Firefox uses its own certificate store:

1. Settings -> Privacy & Security -> Certificates -> View Certificates
2. Authorities tab -> Import
3. Select ~/caddy-root-ca.crt
4. Check “Trust this CA to identify websites”
5. OK

Chrome/Chromium

Chrome uses the system store on Linux, but manual addition is also possible:

1. Settings -> Privacy and security -> Security -> Manage certificates
2. Authorities tab -> Import
3. Select ~/caddy-root-ca.crt
4. Check “Trust this certificate for identifying websites”

Other Network Devices

Copy the root CA to each device and import:

# Copy to laptop
scp ~/caddy-root-ca.crt user@laptop:~/

# Copy to phone (via web server)
python3 -m http.server 8888
# Then download http://192.168.1.51:8888/caddy-root-ca.crt on phone

iOS: Download the certificate, navigate to Settings -> Profile Downloaded -> Install, then Settings -> General -> About -> Certificate Trust Settings -> Enable.

Android: Download the certificate, navigate to Settings -> Security -> Install certificate -> CA certificate.
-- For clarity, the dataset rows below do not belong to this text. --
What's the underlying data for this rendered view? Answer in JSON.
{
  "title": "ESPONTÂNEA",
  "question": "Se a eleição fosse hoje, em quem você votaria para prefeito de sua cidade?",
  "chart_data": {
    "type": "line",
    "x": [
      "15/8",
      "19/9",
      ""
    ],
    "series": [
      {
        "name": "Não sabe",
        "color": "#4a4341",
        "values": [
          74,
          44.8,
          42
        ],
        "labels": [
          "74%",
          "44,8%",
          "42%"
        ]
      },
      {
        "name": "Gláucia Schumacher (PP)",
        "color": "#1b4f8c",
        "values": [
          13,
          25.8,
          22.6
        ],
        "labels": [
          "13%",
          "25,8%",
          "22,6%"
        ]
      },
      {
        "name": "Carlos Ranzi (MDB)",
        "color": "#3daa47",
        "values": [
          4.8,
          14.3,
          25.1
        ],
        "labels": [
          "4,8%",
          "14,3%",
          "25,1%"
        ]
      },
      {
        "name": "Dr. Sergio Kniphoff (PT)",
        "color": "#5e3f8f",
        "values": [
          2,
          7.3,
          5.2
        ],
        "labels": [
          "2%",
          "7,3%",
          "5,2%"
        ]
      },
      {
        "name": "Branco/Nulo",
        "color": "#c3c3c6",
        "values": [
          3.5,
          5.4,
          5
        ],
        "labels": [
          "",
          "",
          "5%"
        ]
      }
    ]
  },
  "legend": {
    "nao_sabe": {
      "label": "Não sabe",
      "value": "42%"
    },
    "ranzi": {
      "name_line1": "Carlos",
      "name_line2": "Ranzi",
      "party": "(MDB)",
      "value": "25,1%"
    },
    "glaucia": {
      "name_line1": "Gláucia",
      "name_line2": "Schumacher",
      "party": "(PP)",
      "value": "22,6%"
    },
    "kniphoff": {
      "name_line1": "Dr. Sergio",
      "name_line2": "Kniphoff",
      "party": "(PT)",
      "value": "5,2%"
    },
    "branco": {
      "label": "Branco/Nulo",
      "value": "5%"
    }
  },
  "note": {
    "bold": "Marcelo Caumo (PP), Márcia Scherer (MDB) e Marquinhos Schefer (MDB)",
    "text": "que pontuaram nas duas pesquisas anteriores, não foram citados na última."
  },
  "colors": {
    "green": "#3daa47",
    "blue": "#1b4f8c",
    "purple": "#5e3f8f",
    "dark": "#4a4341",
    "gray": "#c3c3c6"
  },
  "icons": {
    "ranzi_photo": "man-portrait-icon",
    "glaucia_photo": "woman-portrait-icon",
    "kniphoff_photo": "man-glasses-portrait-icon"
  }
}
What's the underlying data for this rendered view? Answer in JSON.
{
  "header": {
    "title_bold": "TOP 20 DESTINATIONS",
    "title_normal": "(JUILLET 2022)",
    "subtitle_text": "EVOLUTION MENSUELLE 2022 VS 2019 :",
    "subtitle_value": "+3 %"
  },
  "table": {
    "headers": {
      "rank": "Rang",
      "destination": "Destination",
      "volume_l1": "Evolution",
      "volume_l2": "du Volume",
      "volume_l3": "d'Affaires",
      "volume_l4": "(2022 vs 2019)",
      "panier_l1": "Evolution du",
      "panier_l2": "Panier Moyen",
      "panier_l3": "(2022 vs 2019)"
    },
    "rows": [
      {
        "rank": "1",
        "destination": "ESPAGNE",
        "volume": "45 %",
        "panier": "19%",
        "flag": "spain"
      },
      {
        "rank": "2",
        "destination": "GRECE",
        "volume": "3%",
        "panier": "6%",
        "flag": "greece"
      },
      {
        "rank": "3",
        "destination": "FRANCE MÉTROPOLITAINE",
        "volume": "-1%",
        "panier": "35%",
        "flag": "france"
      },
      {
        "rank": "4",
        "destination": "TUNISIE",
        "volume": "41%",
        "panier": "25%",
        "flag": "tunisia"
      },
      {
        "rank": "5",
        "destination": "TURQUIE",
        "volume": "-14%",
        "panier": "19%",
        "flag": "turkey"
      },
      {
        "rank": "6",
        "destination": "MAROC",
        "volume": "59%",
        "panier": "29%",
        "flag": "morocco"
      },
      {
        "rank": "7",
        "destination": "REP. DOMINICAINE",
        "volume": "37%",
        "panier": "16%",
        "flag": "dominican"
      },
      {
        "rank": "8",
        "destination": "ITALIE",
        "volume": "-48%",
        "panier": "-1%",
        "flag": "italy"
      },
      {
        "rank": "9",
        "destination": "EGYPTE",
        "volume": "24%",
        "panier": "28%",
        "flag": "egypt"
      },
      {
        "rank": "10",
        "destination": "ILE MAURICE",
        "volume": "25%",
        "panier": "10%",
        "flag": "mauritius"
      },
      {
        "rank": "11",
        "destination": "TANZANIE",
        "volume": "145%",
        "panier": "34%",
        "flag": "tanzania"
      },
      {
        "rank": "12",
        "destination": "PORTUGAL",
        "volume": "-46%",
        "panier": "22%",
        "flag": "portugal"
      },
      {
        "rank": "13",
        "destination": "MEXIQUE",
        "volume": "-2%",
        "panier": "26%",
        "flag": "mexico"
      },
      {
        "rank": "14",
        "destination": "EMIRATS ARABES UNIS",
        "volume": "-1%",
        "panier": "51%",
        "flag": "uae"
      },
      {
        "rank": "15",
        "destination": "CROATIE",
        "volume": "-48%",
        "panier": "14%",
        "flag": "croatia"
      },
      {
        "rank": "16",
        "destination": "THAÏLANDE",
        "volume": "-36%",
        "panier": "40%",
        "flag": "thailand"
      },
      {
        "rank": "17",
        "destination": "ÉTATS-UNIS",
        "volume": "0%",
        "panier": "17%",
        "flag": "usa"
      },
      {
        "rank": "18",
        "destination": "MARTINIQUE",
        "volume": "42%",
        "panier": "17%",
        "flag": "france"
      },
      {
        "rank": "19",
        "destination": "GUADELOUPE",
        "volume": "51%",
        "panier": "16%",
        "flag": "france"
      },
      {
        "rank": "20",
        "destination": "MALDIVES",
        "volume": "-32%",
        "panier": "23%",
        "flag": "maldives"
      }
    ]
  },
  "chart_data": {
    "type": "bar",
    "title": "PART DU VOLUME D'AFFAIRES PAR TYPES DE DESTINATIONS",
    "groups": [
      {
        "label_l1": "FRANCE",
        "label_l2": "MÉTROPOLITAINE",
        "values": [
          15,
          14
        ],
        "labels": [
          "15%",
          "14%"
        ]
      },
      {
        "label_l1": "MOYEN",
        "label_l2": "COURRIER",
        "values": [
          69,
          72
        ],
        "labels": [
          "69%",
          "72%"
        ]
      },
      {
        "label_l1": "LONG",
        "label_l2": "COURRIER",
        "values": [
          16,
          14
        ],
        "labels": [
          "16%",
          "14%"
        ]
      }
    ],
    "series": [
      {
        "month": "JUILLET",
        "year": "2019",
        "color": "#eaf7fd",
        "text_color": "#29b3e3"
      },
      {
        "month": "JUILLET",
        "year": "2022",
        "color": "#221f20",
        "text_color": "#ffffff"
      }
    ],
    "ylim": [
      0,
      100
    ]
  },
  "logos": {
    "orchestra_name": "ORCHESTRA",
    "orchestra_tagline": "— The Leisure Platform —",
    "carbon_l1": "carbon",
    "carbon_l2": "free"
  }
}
Windows: Double-click the .crt file -> Install Certificate -> Local Machine -> Place in “Trusted Root Certification Authorities”.

macOS: Double-click the .crt file -> Add to Keychain -> Trust -> “Always Trust”.

Trust Verification

After importing, restart the browser and visit https://dashboard.lan. A green padlock should appear with no warnings.

Summary

The configuration provides:

• Caddy routing domain names to development servers
• Local DNS resolving .lan domains network-wide
• Firewall rules permitting LAN access

Development servers become accessible from any device:

• https://dashboard.lan - Services dashboard
• https://blog.lan - Jekyll blog
• https://app.lan - Frontend dev server

Port numbers and IP addresses are no longer required.